The hotel lobby had an electronic lock and I fumbled desperately in my wallet for the key card while thinking any second a madman with a knife was going to attack me. We made it inside safely. The atmosphere in the hotel bar was electric. The hotel took in people off the streets who couldn’t get home as the police had sealed off the roads. Guests of every race and religion were talking excitedly among themselves about what happened while BBC News 24 played out the facts onscreen.

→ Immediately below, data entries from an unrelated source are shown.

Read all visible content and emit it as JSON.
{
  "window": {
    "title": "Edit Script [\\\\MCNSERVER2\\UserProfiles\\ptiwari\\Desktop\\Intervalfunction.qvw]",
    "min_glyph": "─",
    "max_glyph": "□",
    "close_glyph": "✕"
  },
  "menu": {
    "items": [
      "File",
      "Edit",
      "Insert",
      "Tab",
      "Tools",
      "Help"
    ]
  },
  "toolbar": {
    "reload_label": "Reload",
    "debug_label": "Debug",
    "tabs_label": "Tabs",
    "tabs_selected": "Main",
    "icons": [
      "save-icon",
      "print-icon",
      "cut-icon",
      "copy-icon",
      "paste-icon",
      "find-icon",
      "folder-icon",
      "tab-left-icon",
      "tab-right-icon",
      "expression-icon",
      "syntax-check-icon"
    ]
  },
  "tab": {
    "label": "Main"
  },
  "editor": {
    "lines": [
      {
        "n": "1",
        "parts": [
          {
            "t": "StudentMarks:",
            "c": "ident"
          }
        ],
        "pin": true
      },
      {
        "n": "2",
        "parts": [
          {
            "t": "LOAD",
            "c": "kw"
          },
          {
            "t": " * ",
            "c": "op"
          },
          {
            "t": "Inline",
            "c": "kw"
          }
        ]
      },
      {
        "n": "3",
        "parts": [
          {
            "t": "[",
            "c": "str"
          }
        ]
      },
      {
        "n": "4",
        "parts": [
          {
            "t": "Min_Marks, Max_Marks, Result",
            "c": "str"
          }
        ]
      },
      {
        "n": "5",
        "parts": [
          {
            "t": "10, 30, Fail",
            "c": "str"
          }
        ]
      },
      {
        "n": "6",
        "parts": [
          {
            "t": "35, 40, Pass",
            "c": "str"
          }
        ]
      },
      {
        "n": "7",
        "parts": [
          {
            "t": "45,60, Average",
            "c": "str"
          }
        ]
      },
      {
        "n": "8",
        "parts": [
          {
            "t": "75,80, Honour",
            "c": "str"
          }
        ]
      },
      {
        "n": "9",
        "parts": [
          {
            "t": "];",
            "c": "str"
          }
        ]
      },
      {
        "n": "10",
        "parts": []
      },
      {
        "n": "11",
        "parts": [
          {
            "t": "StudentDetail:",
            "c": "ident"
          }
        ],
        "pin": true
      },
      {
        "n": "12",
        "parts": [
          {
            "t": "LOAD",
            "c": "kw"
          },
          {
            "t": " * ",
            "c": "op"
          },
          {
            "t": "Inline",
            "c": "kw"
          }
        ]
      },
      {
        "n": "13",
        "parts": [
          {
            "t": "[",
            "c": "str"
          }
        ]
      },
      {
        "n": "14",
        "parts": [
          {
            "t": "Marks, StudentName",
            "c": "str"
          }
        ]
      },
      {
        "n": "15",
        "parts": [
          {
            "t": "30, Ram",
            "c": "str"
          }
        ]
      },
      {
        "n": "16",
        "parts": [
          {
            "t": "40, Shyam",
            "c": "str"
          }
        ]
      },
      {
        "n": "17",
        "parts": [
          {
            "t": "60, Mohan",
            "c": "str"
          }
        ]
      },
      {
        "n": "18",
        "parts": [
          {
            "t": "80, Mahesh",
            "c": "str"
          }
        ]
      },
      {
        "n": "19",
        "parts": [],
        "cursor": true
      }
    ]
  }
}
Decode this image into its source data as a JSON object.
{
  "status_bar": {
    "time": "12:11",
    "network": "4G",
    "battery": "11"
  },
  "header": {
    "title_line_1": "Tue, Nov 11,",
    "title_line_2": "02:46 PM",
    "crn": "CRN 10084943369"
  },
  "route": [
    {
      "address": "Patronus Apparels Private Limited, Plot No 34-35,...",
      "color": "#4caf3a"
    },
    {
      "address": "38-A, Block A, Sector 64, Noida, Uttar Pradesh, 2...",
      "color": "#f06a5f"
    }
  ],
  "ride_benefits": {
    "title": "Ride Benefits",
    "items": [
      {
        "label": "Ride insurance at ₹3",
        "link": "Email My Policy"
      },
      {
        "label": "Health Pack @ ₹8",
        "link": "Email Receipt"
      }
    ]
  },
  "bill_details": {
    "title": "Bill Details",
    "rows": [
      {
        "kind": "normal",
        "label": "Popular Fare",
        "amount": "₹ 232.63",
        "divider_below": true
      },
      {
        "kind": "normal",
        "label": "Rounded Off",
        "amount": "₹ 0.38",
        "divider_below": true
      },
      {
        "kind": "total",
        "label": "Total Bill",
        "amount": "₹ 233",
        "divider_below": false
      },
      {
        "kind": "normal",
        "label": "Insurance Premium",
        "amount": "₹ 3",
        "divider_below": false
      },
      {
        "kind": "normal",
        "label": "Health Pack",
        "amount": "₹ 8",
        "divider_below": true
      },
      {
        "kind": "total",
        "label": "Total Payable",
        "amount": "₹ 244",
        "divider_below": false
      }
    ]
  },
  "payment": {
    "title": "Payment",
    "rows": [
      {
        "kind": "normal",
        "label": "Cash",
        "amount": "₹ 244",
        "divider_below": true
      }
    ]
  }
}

The London Bridge attacks was one of five major terrorist attacks in the UK in 2017. Khuram Shazad Butt, Rachid Redouane and Youssef Zaghba ploughed a van into pedestrians on London Bridge at around 10:00 pm, killing two people. The three perpetrators abandoned the vehicle and then ran down Borough Market, armed with knives and wearing fake explosive vests. They started stabbing people outside the Boro Bistro pub. Ignacio Echeverría, a Spanish lawyer who had been practising his hobby of skateboarding in the vicinity, hit one of the terrorists with his skateboard, buying time for other members of the public to escape to safety. Echeverría and four other people were stabbed to death. There were many have-a-go-heroes that night who thwarted the attackers by throwing bottles and chairs at them, even though, for all they knew, the explosive vests the terrorists were wearing might have been genuine and could have detonated at any second. Most of the people who Di and I saw on the street and who warned us back had been fleeing from the attack on Borough Market. The attack came to an end when Butt, Redouane and Zaghba were shot dead by armed police.

The following morning Di and I were in a sober mood as we left the hotel to catch our flight to Barbados. We had a good holiday, and life returned to normal upon our return. But on June 3rd, 2017, our life changed due to the chaos we had witnessed. We had experienced a terrorist attack up close and it is not something we will ever forget. It was a fairly stark and brutal reminder of how your life can change in an instant in the post-9/11 world.